Here is a quick guide to selecting floating-point or fixed-point in your design:

Use floating point for your whole design if:

- You lack experience with fixed-point quantization.
- Your algorithm has a mix of very large and very small numbers.
- Your design extensively uses fixed-point types greater than 32-bits.
- Your design includes nonlinear operations such as
`divide`

,`mod`

,`rem`

,`log`

,`exp`

, and`atan`

, which are hard to convert to fixed point. - You have flexibility to use greater area and latency (e.g., in lower-bandwidth applications such as motor control or audio processing).

Use fixed point for your whole design if:

- You are experienced in fixed-point quantization.
- Converting your algorithm to fixed point is straightforward.
- You have strict area and latency requirements.

Mix floating and fixed point if:

- Your design has a mix of control logic and data path with large dynamic range.
- Only a portion of the design is challenging to quantize to fixed point.
- You have enough margin in your area requirements for limited use of floating-point arithmetic.

## A Real-World Example Using Native Floating Point

As Figure 8 shows, if you are dealing with dynamic range problems and moving toward longer word lengths, your fixed-point implementation can consume significantly more resources than the floating-point version.

To see how native floating point can come into play in a case like this, consider this example of an electric vehicle model (Figure 9). This is a complex model incorporating many components, including a battery model, an inverter, a PMSM, and a vehicle model.

Figure 10 shows the mathematical equations used to implement these components.

Targeting such a model to hardware with fixed point is likely to be challenging because of all the feedback loops between the components. It could take months to figure out how to reduce the quantization errors in a system of components with complex feedback loops between PMSM and inverter. To reduce error, you have to use very large word lengths. With floating-point support, however, you can directly target this model on hardware without converting it to fixed point.

As Figure 11 shows, floating point is the right choice of data type for an algorithm with feedback loops—the floating-point implementation uses less area and performs better, as the fixed-point version of the same algorithm requires large word lengths.

## Conclusion

Fixed-point quantization has traditionally been one of the most challenging tasks in adapting an algorithm to target FPGA or ASIC hardware.

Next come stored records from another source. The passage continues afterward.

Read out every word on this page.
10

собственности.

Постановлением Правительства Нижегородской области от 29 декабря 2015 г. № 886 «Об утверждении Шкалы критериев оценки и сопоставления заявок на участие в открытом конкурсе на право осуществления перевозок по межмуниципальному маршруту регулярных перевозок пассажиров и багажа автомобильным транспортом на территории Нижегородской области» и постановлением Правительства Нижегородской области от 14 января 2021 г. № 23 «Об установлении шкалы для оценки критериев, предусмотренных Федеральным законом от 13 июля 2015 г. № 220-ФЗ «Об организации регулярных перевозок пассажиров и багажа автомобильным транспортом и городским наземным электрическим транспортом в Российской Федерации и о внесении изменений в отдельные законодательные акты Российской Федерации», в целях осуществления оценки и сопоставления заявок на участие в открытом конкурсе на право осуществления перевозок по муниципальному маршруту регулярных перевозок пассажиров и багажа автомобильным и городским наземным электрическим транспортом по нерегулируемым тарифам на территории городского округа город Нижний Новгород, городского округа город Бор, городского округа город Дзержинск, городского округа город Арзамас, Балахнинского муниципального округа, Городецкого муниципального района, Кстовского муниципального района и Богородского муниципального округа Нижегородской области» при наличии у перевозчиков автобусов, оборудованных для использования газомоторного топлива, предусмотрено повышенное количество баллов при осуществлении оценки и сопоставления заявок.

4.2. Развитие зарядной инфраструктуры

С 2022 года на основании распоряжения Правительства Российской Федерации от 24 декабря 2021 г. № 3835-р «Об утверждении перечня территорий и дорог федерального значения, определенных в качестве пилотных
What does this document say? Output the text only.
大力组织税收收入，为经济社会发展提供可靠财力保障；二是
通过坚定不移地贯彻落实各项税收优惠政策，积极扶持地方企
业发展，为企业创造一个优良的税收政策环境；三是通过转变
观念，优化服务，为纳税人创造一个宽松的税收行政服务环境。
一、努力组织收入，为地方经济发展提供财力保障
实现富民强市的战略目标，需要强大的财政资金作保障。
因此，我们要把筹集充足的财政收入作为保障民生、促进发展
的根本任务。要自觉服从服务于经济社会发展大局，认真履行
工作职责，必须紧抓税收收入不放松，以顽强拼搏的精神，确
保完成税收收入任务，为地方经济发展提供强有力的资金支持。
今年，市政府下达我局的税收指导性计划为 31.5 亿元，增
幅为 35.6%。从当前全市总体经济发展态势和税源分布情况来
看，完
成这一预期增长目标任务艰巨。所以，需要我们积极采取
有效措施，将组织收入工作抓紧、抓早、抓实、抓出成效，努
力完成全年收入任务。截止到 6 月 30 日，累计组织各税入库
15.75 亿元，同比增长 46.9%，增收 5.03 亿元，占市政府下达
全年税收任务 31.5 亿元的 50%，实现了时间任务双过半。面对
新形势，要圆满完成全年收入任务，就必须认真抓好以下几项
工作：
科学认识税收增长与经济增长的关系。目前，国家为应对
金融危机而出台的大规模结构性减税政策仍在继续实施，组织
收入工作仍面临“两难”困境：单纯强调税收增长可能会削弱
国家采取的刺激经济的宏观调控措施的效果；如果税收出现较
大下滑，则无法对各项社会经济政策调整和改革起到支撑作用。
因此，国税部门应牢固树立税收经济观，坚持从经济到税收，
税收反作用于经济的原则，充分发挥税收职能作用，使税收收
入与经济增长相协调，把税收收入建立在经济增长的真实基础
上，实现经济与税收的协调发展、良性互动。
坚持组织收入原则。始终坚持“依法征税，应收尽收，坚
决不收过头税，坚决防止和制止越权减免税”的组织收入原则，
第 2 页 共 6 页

Native floating-point HDL code generation allows you to generate VHDL or Verilog for floating-point implementation in hardware without the effort of fixed-point conversion. This approach can save a lot of time if you are creating an FPGA implementation, and it can be a faster way to target algorithms to a Xilinx^{®} Zynq^{®} SoC or an Intel^{®} SoC FPGA.

For designs that require the best of both worlds—the control logic of fixed point and the high dynamic range data path of floating point—you can easily combine the two.

Published 2018